The present study has limitations, including a small patient population and the retrospective design of the control arms, in which patients were treated with FOLFOX or CapeOX, although the experimental arm, in which patients were treated with cetuximab plus irinotecan, was accrued prospectively. In addition, only a few patients could be treated with bevacizumab either as a first‐line therapy in the experimental arm or as a second‐line therapy in the control arm, representing another limitation of the study in terms of comparison of survival outcome after optimized treatment continuum. Due to cost, only a small number of patients were treated with bevacizumab; bevacizumab (and other targeted agents) is yet to be covered by National Insurance; thus, most mCRC patients cannot afford to include targeted agents in their treatment.
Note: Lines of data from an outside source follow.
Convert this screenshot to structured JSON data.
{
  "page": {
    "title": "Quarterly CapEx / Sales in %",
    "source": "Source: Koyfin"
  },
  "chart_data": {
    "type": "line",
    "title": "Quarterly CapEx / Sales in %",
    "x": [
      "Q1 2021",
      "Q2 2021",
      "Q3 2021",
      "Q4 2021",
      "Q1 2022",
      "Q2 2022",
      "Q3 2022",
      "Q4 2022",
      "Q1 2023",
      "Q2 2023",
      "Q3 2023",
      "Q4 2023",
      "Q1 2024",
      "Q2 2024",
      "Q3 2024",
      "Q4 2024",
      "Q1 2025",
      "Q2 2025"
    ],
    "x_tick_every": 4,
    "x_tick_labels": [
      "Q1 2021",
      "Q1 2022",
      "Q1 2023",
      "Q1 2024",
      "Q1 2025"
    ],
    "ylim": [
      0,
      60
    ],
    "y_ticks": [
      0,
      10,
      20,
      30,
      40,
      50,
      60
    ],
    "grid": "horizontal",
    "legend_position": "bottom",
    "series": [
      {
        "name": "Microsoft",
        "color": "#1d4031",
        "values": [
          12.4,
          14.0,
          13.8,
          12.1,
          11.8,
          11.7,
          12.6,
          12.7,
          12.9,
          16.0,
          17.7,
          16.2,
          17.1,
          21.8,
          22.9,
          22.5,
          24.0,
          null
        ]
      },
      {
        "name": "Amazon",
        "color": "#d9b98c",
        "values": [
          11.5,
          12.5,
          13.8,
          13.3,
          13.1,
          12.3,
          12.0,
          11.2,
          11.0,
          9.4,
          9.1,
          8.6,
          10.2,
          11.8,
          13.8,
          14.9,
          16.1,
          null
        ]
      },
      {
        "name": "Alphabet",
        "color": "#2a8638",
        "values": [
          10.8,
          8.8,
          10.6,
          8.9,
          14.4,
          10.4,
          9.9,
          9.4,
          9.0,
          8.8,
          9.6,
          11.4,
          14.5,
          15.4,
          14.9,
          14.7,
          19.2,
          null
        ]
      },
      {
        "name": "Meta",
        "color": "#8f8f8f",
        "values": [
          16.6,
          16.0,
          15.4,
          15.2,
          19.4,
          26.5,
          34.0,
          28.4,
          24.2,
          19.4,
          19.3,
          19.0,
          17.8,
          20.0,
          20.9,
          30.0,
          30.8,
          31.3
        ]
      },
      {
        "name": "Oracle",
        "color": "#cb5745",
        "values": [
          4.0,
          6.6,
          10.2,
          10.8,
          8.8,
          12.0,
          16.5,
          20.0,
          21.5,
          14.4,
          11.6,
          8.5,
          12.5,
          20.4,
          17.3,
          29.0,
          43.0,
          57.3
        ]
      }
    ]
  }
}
Of note, the number of patients in arm B who were treated with anti‐EGFR agents as their third‐line treatment was rather small; only 34.8% (16/46) of patients received cetuximab‐based chemotherapy and this might be the main reason for similar OS between arms B and C.

In conclusion, cetuximab plus irinotecan as second‐line chemotherapy could be an alternative treatment option for irinotecan‐refractory and oxaliplatin‐naïve mCRC with wild‐type KRAS. Delayed administration of crossover oxaliplatin‐based chemotherapy as a third‐line treatment did not impair efficacy. KRAS status should be considered when selecting treatment with targeted agents or when deciding on a sequence of cytotoxic agents.

Acknowledgments

This study was supported by a grant from the Korea Healthcare Technology R&D Project, Ministry of Health and Welfare (A102059), and by a grant from the Covering Research Center Program, Ministry of Education, Science and Technology (2011K000871), Korea.

Disclosure Statement

The authors have no conflict of interest to declare.